Charlie Cox Interview

36-year-old Charlie Cox had the chance to work with some of Britain's best actors in the crime flick King of Thieves.  I recently spoke to him about the experience... 

Matt:  Whether they’re based on actual events or purely a work of fiction, heist films been a staple of cinema for decades.  Why do you think audiences enjoy them so much?

Charlie:  I think they lend themselves to a two hour drama and it can be an easy structure in the way you set up a premise, introduce some characters who are a bit different and a bit quirky, and then watch them either succeed or fail in their chosen pursuit.

Matt:  And how did you become involved with King of Thieves?  What drew you into the project?

Charlie:  I got a call on a Friday asking me to get on a plane and they needed me by Monday.  Someone must have pulled out and I was lucky enough to be available.

Matt:  So were you shooting on the Monday or just rehearsing?

Charlie:  Rehearsing.  I got off my overnight flight from America and I went straight into rehearsal with Michael Caine.

Matt:  Well, let’s talk about the cast.  Many actors would love the chance to work alongside Michael Caine, Jim Broadbent, Tom Courtenay, Michael Gambon and Ray Winstone and you get to do that in a single film.  What was the experience like?

Charlie:  It’s hard to find the words to describe it.  These are some of my heroes from growing up, especially as a British actor.  Just to meet these guys is a dream come true let alone being able to work with them and hear some of their anecdotes from working in the profession.  It was mind blowing.

Matt:  So are they quite open with you? Can you ask a lot of questions or do you get more out of it from just watching them act?

Charlie:  They’re very nice and you can ask whatever you want but you just don’t want to be annoying.  For me, I just wanted to soak up the experience.  I also had a job to do and I wanted to trust what I was bringing to the film.

Matt:  We all know he’s playing a character but when you put someone as likeable as Michael Caine in the lead role, you sort of feel yourself rooting for him and hoping he gets away with it.  Is it right for me to think that way?

Charlie:  I think so.  You’re right that Michael has such a likeable presence on screen but that’s true of a lot of these heist films.  You find yourself aligning with characters that you wouldn’t necessarily do in real life.  We kind of like underdogs and people beating the system and people getting something for nothing.  That doesn’t always mean we want that to happen in reality but it’s fun in the movie world.

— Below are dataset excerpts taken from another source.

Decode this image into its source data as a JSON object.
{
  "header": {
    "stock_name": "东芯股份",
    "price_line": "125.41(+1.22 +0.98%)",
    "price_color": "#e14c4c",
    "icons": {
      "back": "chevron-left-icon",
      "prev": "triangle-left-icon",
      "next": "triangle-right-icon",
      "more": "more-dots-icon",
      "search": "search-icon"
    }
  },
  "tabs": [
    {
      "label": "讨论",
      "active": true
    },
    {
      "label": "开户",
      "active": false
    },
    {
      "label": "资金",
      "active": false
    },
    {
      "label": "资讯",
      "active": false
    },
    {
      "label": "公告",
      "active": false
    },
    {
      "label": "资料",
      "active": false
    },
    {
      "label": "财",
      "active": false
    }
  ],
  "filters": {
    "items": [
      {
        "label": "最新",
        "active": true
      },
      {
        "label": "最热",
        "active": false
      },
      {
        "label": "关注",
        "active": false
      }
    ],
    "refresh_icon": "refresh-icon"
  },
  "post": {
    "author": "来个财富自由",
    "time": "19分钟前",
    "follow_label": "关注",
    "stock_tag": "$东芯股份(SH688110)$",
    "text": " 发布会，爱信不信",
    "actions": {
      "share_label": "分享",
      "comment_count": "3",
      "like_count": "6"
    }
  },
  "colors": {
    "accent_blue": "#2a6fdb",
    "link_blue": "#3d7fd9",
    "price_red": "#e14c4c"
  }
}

Matt:  One of the most interesting elements for me was how easy these characters thought they were going to get away with it despite all the CCTV and such.  Were there parts of this story that surprised you when you first heard of it?

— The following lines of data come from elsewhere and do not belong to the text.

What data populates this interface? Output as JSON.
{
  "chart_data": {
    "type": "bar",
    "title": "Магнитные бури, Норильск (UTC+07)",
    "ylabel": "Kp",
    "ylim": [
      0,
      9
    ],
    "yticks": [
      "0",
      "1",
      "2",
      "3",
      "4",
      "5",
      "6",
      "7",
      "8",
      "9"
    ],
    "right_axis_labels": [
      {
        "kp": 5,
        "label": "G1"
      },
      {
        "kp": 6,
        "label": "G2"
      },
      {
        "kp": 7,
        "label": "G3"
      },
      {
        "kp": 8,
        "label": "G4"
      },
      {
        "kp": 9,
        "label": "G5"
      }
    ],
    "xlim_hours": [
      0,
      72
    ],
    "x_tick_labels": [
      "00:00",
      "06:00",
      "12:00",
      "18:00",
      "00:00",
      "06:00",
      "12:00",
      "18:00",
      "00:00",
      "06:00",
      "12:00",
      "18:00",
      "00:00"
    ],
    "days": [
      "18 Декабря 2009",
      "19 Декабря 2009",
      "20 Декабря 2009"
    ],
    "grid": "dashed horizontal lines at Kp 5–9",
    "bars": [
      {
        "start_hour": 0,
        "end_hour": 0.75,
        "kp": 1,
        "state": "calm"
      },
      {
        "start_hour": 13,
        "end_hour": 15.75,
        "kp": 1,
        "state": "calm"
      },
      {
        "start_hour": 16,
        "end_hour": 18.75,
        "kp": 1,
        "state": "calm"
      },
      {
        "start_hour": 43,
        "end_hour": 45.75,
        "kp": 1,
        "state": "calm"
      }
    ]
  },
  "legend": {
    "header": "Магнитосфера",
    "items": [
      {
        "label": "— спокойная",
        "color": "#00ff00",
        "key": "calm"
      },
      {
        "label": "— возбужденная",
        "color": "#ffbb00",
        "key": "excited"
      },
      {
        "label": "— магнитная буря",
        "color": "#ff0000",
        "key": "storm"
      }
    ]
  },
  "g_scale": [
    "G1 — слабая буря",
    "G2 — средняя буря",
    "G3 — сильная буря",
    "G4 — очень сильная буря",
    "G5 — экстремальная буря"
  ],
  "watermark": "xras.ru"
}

Charlie:  Oh man, there’s so much of it that’s astonishing.  I remember it being in the news and the press when it happened.  I was astounded then but the audacity and the bravo to pulling something like this off.  When they were caught and found, Scotland Yard described them as “analogue criminals in a digital world.”  They were out of their depth with their lack of understanding about surveillance and tapping phones.  They did pull off a miraculous heist and they caught people off guard by doing it in an old-fashioned away but they were always going to leave clues.

Matt:  Your character is an interesting one and without giving too much away, I can’t figure out if he’s based on a real-life person or not.  Do you form a view on that as part of your research and intel?

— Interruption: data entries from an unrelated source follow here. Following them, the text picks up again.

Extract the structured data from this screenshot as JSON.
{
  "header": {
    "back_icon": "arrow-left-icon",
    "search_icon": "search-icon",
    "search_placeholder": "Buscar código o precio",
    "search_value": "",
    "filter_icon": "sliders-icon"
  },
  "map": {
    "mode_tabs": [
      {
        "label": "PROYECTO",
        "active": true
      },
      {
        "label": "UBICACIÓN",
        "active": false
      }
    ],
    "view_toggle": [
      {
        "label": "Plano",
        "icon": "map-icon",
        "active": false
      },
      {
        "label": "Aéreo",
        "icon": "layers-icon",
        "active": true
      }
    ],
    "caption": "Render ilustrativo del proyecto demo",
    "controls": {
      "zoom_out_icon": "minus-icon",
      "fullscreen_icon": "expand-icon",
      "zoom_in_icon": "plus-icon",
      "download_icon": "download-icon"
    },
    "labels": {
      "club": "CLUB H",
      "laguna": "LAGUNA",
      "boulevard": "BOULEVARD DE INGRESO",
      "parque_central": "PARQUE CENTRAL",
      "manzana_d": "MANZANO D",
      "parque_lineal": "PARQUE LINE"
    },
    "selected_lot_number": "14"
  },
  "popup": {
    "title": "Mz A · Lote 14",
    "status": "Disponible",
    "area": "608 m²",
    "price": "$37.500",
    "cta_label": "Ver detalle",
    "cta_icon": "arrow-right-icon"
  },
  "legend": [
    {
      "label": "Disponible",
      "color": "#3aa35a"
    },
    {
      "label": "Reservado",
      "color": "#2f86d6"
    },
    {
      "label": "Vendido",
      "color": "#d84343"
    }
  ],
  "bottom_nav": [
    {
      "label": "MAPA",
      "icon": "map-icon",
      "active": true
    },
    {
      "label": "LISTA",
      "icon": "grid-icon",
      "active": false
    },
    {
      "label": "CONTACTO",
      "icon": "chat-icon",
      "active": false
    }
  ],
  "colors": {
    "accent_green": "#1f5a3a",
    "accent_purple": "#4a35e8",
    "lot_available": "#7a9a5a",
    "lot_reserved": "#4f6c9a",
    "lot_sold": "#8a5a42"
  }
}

Charlie:  He is based on a real person but he’s the one guy who was never caught and no one knows where he is.  We don’t know too much about him including his age and how he got involved.  The pieces of information we have come from police transcripts.  The writer and director looked at what we had and tried to put together a character that made sense and was valuable to the story as well.

We knew Basil wasn’t his real name but when we were filming it, there was an understanding that he was called Basil because he was posh person like the cartoon character Basil Brush.  When the film had almost finished being edited, someone suggested he might have been called that because it’s the acronym for “best alarm specialist in London”.

Matt:  Did you get a chance to speak to any of the real-life people involved with perpetuating the crime or perhaps those investigating it?

Charlie:  I did not but I think I’m right in saying that some of the actors did.

Matt:  What are you working on at the moment?  What will we see from your next?

Charlie:  I’m doing a play in London on West End and it’s from writer Harold Pinter who is a well-known British playwright.  It’s called Betrayal and it stars Zawe Ashton and Tom Hiddleston.  We’re rehearsing that at the moment.